Erster „Archehof“ Nordhessens in Frankenau

- Frankenau (da). Der erste „Archehof“ Nordhessens steht in Frankenau: Ralf Finke hat am Montag das Prädikat der „Gesellschaft zur Erhaltung alter und gefährdeter Haustierrassen“ (GEH) erhalten. Er züchtet Tiere, die früher in Deutschland alltäglich waren, inzwischen aber vom Aussterben bedroht sind. Für das Prädikat „Archehof“ müssen auf einem Hof mindestens drei unterschiedliche vom Aussterben bedrohte Rassen leben und sich fortpflanzen.

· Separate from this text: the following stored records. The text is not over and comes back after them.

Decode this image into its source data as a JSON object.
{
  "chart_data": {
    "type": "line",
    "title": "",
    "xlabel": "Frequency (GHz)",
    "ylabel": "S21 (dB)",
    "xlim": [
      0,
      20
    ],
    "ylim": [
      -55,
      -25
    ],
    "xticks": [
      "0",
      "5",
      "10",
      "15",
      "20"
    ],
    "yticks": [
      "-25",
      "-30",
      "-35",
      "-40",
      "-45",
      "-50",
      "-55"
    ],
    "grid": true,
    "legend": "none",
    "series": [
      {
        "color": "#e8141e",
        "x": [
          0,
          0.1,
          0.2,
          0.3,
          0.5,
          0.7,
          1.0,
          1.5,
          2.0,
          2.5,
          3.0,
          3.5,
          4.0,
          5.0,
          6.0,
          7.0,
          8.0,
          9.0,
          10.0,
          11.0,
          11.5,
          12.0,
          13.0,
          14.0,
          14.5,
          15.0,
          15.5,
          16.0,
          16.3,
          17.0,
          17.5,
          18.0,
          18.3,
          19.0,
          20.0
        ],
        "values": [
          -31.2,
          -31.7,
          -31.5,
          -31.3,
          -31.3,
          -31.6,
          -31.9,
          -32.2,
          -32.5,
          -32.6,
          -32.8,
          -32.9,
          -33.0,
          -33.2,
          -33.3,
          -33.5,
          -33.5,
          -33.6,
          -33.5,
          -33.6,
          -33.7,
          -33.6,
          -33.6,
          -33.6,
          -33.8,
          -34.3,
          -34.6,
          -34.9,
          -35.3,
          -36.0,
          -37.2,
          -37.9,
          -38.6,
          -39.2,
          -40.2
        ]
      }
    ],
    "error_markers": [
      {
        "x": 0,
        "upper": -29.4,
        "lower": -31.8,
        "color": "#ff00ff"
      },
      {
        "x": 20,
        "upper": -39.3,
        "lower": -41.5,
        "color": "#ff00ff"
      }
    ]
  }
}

Begonnen hat er mit Kaltblutpferden der Rasse Rheinisch-Deutsches Kaltblut. Sie besitzt er seit mehr als zehn Jahren. Mit ihnen hat er zunächst Planwagenfahrten rund um Frankenau angeboten – als Hobby. Inzwischen fährt er auch durch den Nationalpark. Vor vier Jahren hat er den Hof in der Nähe des Feriendorfs gekauft. Auch Hinterwälder Rinder züchtet er: „Die gefielen mir so gut.“ Mit einem Stockmaß bis 125 Zentimeter handelt es sich um die kleinste Kuhrasse Mitteleuropas. Komplett wird der Archehof mit dem Schwarzbunten Niederungsrind, dem Braunen Bergschaf und dem Vorwerkhuhn. Die Bergschafe gelten als besonders gefährdet, bundesweit sind nur rund 1000 Stück verzeichnet. Die Tiere leben das ganze Jahr draußen und in der Herde, sie sind nicht angebunden – auch das sind Voraussetzungen für die Anerkennung als Archehof. Hendrik Sommer, stellvertretender Vorsitzender der GEH, und Geschäftsführerin Antje Feldmann überreichten gestern Urkunde und eine Hinweistafel. Die selten gewordenen Tierarten sollen die Landschaft pflegen und erhalten. Sommer beschrieb die Unterschiede zu heutigen Rassen anhand des Schwarzbunten Niederungsrinds: Heutige Tiere seien auf eine möglichst hohe Milchproduktion gezüchtet. Die „alte“ Rasse ist stämmiger und widerstandsfähiger. Das Gebiet rund um Frankenau soll eine „Archeregion“ werden, erklärte Achim Frede, fachlicher Leiter des Naturschutz-Großprojekts. Die Voraussetzungen sei da, dank vieler Züchter und Zuchtvereine. Sie sollen mit Fleischern und Naturschützern zusammenarbeiten – und auch der Tourismus könnte davon profitieren, sagte Frede. „Wir vollen das intensivieren und hoffen auf viele Nachahmer“, ergänzte Bürgermeister Dr. Reinhard Kubat. Rund um Frankenau solle so eine extensive Kulturlanschaft erhalten werden. Noch im Sommer erwartet Frede Fördergelder im Rahmen des Naturschutzgroßprojekts. Damit spiele die Region „in der Bundesliga ganz oben“, sagte Achim Frede. Der nächste Archehof wird derzeit zertifiziert; Es handele sich um die Zucht des Rengershäuser Pfarrers Uwe Hesse, berichtete Hendrik Sommer.